For instance, suppose my PDF starts out as a spike/delta-function. I'll model this as a very narrow Gaussian. After being run through my equipment, it will be smeared out according to some Gaussian resolution. I can calculate this using the scipy.signal convolution functions.
import numpy as np
import matplotlib.pylab as plt
import scipy.signal as signal
import scipy.stats as stats
# Create the initial function. I model a spike
# as an arbitrarily narrow Gaussian
mu = 1.0 # Centroid
sig=0.001 # Width
original_pdf = stats.norm(mu,sig)
x = np.linspace(0.0,2.0,1000)
y = original_pdf.pdf(x)
plt.plot(x,y,label='original')
# Create the ``smearing" function to convolve with the
# original function.
# I use a Gaussian, centered at 0.0 (no bias) and
# width of 0.5
mu_conv = 0.0 # Centroid
sigma_conv = 0.5 # Width
convolving_term = stats.norm(mu_conv,sigma_conv)

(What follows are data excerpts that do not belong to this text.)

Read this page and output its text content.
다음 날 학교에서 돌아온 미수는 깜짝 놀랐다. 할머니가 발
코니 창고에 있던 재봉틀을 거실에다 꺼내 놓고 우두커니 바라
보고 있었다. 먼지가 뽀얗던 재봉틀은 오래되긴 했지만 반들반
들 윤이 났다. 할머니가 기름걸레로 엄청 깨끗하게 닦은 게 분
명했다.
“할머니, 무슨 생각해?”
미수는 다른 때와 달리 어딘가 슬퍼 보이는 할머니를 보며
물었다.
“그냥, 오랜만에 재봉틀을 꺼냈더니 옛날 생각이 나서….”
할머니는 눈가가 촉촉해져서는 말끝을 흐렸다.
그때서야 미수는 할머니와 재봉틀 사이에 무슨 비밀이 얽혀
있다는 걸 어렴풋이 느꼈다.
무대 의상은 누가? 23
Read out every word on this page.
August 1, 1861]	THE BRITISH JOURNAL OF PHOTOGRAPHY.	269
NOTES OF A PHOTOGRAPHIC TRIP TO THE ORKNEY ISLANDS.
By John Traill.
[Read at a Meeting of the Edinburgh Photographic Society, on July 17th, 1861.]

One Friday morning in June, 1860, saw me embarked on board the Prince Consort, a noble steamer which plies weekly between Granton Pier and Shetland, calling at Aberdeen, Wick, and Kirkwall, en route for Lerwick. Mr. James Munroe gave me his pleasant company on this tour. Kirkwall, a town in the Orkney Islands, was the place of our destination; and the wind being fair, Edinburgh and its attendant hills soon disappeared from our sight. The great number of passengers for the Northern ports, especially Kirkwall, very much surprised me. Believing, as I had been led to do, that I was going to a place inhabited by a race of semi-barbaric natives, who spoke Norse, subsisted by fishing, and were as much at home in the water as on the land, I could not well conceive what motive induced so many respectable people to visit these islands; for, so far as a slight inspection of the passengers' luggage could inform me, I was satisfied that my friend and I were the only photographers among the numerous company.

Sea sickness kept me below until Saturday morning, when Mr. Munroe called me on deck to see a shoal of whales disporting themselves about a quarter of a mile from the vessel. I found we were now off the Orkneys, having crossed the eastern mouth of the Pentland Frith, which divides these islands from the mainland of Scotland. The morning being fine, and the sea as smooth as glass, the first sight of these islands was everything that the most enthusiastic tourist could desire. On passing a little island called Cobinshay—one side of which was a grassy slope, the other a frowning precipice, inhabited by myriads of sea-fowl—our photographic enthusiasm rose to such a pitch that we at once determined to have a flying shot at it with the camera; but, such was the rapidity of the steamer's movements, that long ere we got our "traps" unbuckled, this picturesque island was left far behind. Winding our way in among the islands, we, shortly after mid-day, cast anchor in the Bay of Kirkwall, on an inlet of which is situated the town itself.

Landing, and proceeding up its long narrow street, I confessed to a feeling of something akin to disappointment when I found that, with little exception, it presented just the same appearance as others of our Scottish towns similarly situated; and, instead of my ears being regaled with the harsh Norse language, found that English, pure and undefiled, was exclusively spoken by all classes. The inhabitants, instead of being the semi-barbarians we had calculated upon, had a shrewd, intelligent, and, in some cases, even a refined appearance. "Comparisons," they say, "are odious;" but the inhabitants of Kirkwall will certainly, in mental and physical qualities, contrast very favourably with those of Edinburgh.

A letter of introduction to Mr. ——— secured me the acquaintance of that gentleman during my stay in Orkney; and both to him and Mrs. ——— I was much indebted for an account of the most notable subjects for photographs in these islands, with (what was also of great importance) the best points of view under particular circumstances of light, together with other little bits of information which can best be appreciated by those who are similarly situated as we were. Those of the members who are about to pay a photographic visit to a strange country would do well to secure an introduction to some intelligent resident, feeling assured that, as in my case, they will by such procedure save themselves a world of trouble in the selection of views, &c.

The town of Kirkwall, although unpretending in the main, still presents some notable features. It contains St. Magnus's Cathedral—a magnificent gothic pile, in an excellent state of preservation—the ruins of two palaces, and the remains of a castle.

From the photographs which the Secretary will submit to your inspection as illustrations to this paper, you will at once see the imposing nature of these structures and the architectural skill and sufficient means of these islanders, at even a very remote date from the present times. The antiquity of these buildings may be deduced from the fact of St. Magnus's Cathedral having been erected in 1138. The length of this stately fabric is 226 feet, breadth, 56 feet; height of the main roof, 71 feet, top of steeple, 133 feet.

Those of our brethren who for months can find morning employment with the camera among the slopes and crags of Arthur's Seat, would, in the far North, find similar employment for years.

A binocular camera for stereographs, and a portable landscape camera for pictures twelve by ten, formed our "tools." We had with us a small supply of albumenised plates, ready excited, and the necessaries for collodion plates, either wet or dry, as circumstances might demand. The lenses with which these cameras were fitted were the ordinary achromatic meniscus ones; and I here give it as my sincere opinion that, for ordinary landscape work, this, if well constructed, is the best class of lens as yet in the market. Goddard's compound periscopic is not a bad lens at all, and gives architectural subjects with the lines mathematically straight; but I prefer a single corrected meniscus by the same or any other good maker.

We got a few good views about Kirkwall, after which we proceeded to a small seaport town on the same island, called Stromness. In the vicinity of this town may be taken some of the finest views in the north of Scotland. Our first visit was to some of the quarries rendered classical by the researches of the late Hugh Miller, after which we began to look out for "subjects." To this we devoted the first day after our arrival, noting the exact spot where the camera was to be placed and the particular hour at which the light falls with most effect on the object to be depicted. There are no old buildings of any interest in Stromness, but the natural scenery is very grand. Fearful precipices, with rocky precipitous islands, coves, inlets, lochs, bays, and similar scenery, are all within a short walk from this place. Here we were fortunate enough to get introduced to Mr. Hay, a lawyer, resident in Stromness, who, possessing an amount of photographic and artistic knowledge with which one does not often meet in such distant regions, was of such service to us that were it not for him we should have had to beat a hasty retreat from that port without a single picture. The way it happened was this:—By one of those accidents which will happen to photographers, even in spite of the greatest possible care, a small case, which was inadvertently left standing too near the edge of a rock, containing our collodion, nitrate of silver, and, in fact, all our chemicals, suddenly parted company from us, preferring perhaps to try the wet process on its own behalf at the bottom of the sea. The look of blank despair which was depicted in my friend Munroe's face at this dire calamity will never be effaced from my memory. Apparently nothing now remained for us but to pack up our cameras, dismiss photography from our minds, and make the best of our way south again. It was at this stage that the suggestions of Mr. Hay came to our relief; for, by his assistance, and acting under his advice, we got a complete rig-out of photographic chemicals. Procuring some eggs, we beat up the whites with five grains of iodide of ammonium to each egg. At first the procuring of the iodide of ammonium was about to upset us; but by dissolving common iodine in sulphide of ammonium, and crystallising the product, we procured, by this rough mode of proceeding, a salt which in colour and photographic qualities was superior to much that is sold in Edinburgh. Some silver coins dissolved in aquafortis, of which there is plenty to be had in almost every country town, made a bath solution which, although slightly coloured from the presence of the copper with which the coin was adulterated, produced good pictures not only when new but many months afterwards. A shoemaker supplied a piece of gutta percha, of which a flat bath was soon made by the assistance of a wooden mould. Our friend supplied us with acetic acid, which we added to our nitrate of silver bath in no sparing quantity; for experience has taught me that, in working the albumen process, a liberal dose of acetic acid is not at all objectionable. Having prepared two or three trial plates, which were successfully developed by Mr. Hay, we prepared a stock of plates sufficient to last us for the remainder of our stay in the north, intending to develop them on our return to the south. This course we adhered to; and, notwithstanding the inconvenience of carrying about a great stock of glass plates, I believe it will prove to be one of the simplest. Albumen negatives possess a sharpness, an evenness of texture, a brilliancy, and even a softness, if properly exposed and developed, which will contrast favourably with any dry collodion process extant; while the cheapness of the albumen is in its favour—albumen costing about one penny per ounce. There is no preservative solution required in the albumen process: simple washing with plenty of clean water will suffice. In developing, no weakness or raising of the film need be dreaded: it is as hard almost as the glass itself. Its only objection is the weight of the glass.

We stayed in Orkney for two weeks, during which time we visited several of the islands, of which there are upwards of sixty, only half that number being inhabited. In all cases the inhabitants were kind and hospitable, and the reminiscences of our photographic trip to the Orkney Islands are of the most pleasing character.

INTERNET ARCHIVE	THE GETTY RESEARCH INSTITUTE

xconv = np.linspace(-5,5,1000)
yconv = convolving_term.pdf(xconv)
convolved_pdf = signal.convolve(y/y.sum(),yconv,mode='same')
plt.plot(x,convolved_pdf,label='convolved')

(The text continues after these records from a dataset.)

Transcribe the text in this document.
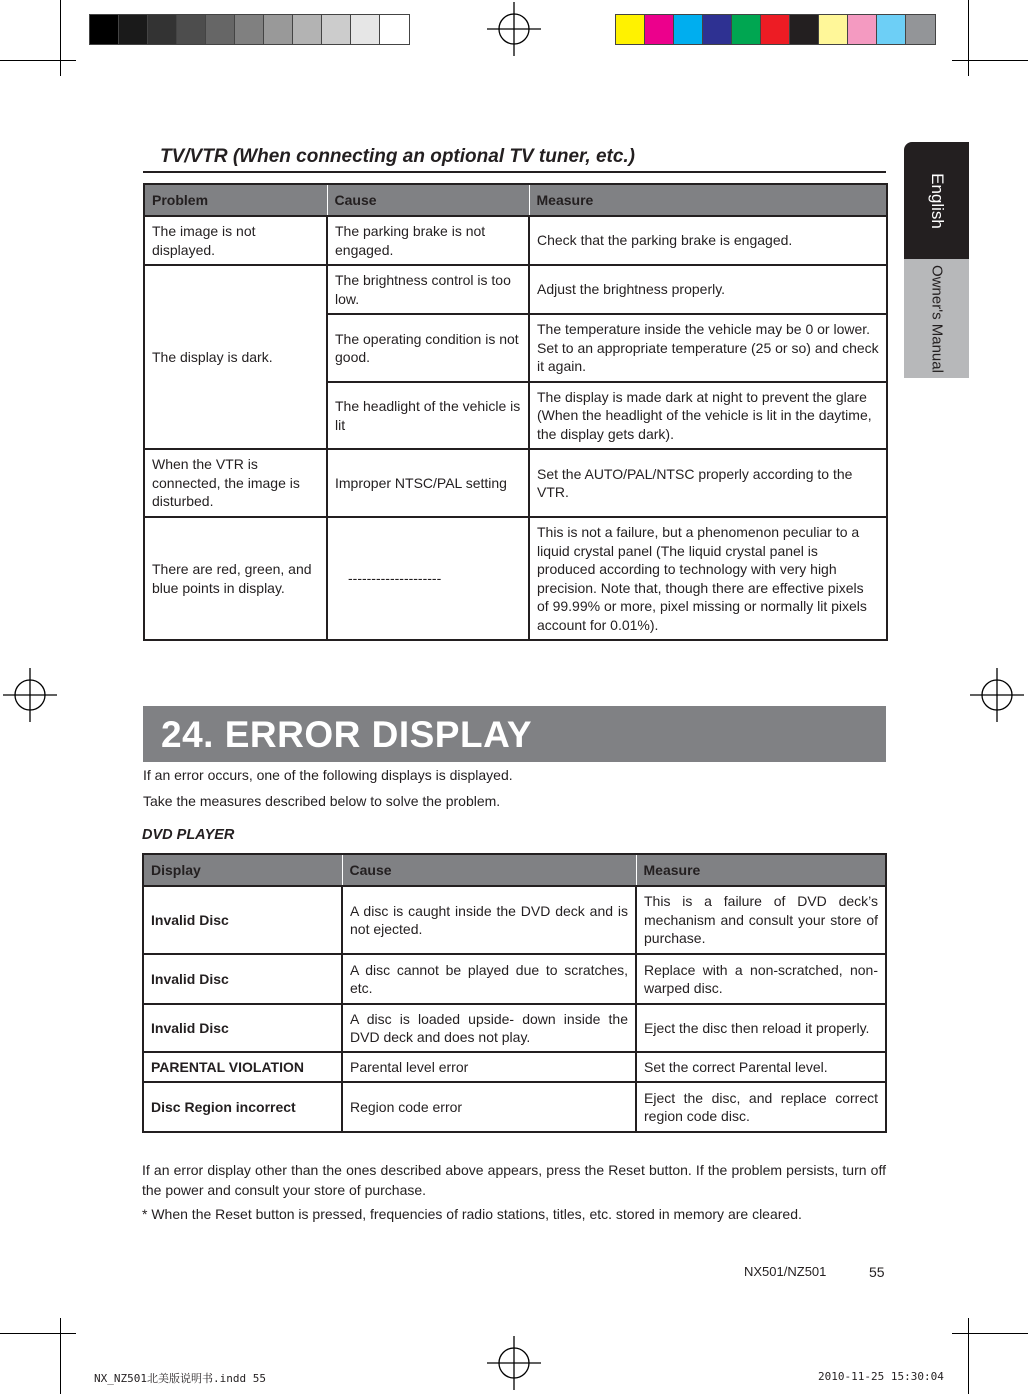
English
Owner's Manual
TV/VTR (When connecting an optional TV tuner, etc.)
Problem	Cause	Measure
The image is not displayed.	The parking brake is not engaged.	Check that the parking brake is engaged.
The display is dark.	The brightness control is too low.	Adjust the brightness properly.
	The operating condition is not good.	The temperature inside the vehicle may be 0 or lower. Set to an appropriate temperature (25 or so) and check it again.
	The headlight of the vehicle is lit	The display is made dark at night to prevent the glare (When the headlight of the vehicle is lit in the daytime, the display gets dark).
When the VTR is connected, the image is disturbed.	Improper NTSC/PAL setting	Set the AUTO/PAL/NTSC properly according to the VTR.
There are red, green, and blue points in display.	--------------------	This is not a failure, but a phenomenon peculiar to a liquid crystal panel (The liquid crystal panel is produced according to technology with very high precision. Note that, though there are effective pixels of 99.99% or more, pixel missing or normally lit pixels account for 0.01%).
24. ERROR DISPLAY
If an error occurs, one of the following displays is displayed.
Take the measures described below to solve the problem.
DVD PLAYER
Display	Cause	Measure
Invalid Disc	A disc is caught inside the DVD deck and is not ejected.	This is a failure of DVD deck’s mechanism and consult your store of purchase.
Invalid Disc	A disc cannot be played due to scratches, etc.	Replace with a non-scratched, non-warped disc.
Invalid Disc	A disc is loaded upside- down inside the DVD deck and does not play.	Eject the disc then reload it properly.
PARENTAL VIOLATION	Parental level error	Set the correct Parental level.
Disc Region incorrect	Region code error	Eject the disc, and replace correct region code disc.
If an error display other than the ones described above appears, press the Reset button. If the problem persists, turn off the power and consult your store of purchase.
* When the Reset button is pressed, frequencies of radio stations, titles, etc. stored in memory are cleared.
NX501/NZ501	55
NX_NZ501北美版说明书.indd 55	2010-11-25 15:30:04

plt.ylim(0,1.2*max(convolved_pdf))
plt.legend()
plt.show()
This all works no problem. But now suppose my original PDF is not a spike, but some broader function. For example, a Gaussian with sigma=1.0. And now suppose my resolution actually varys over x: at x=0.5, the smearing function is a Gaussian with sigma_conv=0.5, but at x=1.5, the smearing function is a Gaussian with sigma_conv=1.5. And suppose I know the functional form of the x-dependence of my smearing Gaussian. Naively, I thought I would change the line above to
convolving_term = stats.norm(mu_conv,lambda x: 0.2*x + 0.1)
But that doesn't work, because the norm function expects a value for the width, not a function. In some sense, I need my convolving function to be a 2D array, where I have a different smearing Gaussian for each point in my original PDF, which remains a 1D array.
So is there a way to do this with functions already defined in Python? I have some code to do this that I wrote myself....but I want to make sure I've not just re-invented the wheel.
Thanks in advance!
Matt
Question, in brief:
How to convolve with a non-stationary kernel, for example, a Gaussian that changes width for different locations in the data, and does a Python an existing tool for this?
Answer, sort-of:
It's difficult to prove a negative, but I do not think that a function to perform a convolution with a non-stationary kernel exists in scipy or numpy. Anyway, as you describe it, it can't really be vectorized well, so you may as well do a loop or write some custom C code.
One trick that might work for you is, instead of changing the kernel size with position, stretch the data with the inverse scale (ie, at places where you'd want to the Gaussian with to be 0.5 the base width, stretch the data to 2x). This way, you can do a single warping operation on the data, a standard convolution with a fixed width Gaussian, and then unwarp the data to original scale.
The advantages of this approach are that it's very easy to write, and is completely vectorized, and therefore probably fairly fast to run.
Warping the data (using, say, an interpolation method) will cause some loss of accuracy, but if you choose things so that the data is always expanded and not reduced in your initial warping operation, the losses should be minimal.